December 1, 2009

After frequenting Pho Truc in Clarkston, my better half has been experimenting with making his own Pho — and has succeded at making his own delicious concoction. 

Pho seasoning

Although, you need to pick up the Pho seasoning at the Oriental Market (we visit First Oriental Market on E. Ponce de Leon Ave.) this dish is extremely easy to make, consists of inexpensive ingredients, is packed with vitamins and feeds an army (or lasts us the two of us several days.)  We make this if we feel a cold coming on and it always helps kick it (also a great hangover cure :0)


  • 10 cups water
  • 4 chicken bullion
  • 4 beef bullion
  • 1 packet Pho seasoning (this can be found at the oriental market)
  • Salt and pepper to taste
  • ½ teaspoon powdered ginger
  • ½ lb. stew meat, sliced extremely thin (chill 30 minutes in the freezer before slicing)
  • 1 packet thin, or small rice noodles – also called rice sticks
  • Fresh cilantro
  • Soy bean sprouts
  • 2 limes
  • Sriracha to taste (Asian hot sauce)
  • Plum sauce to taste (adds sweetness, can be found in the international isle at the grocery)

 Mix water, bullion, Pho seasoning, s&p and ginger in a pot on the stove, bring to boil and simmer for about 45 minutes.

Meanwhile, soak the rice noodles in cold water, for a minimum of 30 minutes before serving. (As we eat this throughout the week, we keep the noodles soaking in water in a Tupperware in the fridge.)
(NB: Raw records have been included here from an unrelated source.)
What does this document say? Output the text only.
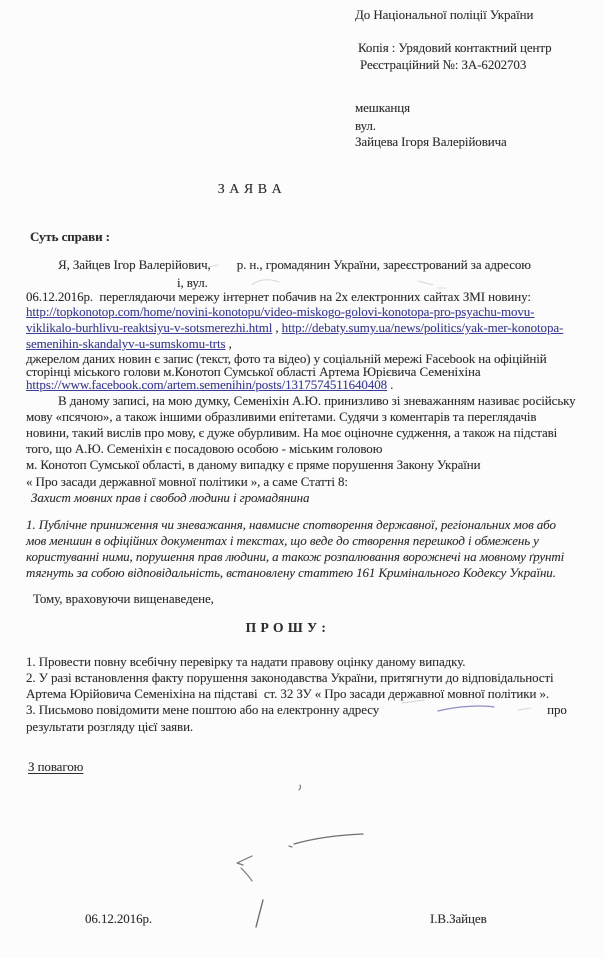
До Національної поліції України
Копія : Урядовий контактний центр
Реєстраційний №: ЗА-6202703
мешканця
вул.
Зайцева Ігоря Валерійовича
З А Я В А
Суть справи :
Я, Зайцев Ігор Валерійович, р. н., громадянин України, зареєстрований за адресою
і, вул.
06.12.2016р.  переглядаючи мережу інтернет побачив на 2х електронних сайтах ЗМІ новину:
http://topkonotop.com/home/novini-konotopu/video-miskogo-golovi-konotopa-pro-psyachu-movu-
viklikalo-burhlivu-reaktsiyu-v-sotsmerezhi.html , http://debaty.sumy.ua/news/politics/yak-mer-konotopa-
semenihin-skandalyv-u-sumskomu-trts ,
джерелом даних новин є запис (текст, фото та відео) у соціальній мережі Facebook на офіційній
сторінці міського голови м.Конотоп Сумської області Артема Юрієвича Семеніхіна
https://www.facebook.com/artem.semenihin/posts/1317574511640408 .
В даному записі, на мою думку, Семеніхін А.Ю. принизливо зі зневажанням називає російську
мову «псячою», а також іншими образливими епітетами. Судячи з коментарів та переглядачів
новини, такий вислів про мову, є дуже обурливим. На моє оціночне судження, а також на підставі
того, що А.Ю. Семеніхін є посадовою особою - міським головою
м. Конотоп Сумської області, в даному випадку є пряме порушення Закону України
« Про засади державної мовної політики », а саме Статті 8:
Захист мовних прав і свобод людини і громадянина
1. Публічне приниження чи зневажання, навмисне спотворення державної, регіональних мов або
мов меншин в офіційних документах і текстах, що веде до створення перешкод і обмежень у
користуванні ними, порушення прав людини, а також розпалювання ворожнечі на мовному ґрунті
тягнуть за собою відповідальність, встановлену статтею 161 Кримінального Кодексу України.
Тому, враховуючи вищенаведене,
П Р О Ш У :
1. Провести повну всебічну перевірку та надати правову оцінку даному випадку.
2. У разі встановлення факту порушення законодавства України, притягнути до відповідальності
Артема Юрійовича Семеніхіна на підставі  ст. 32 ЗУ « Про засади державної мовної політики ».
3. Письмово повідомити мене поштою або на електронну адресу	про
результати розгляду цієї заяви.
З повагою
06.12.2016р.	І.В.Зайцев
 To serve: put cold noodles in a bowl, pour hot broth over noodles and add thin slices of meat.  (The hot broth will cook the meat.)  Add the rest of the toppings to taste – we like to pile on cilantro, sprouts, squeeze in lime and add lots Sriracha and plum sauce – it’s a lot of fun to experiment with the flavors!  Enjoy!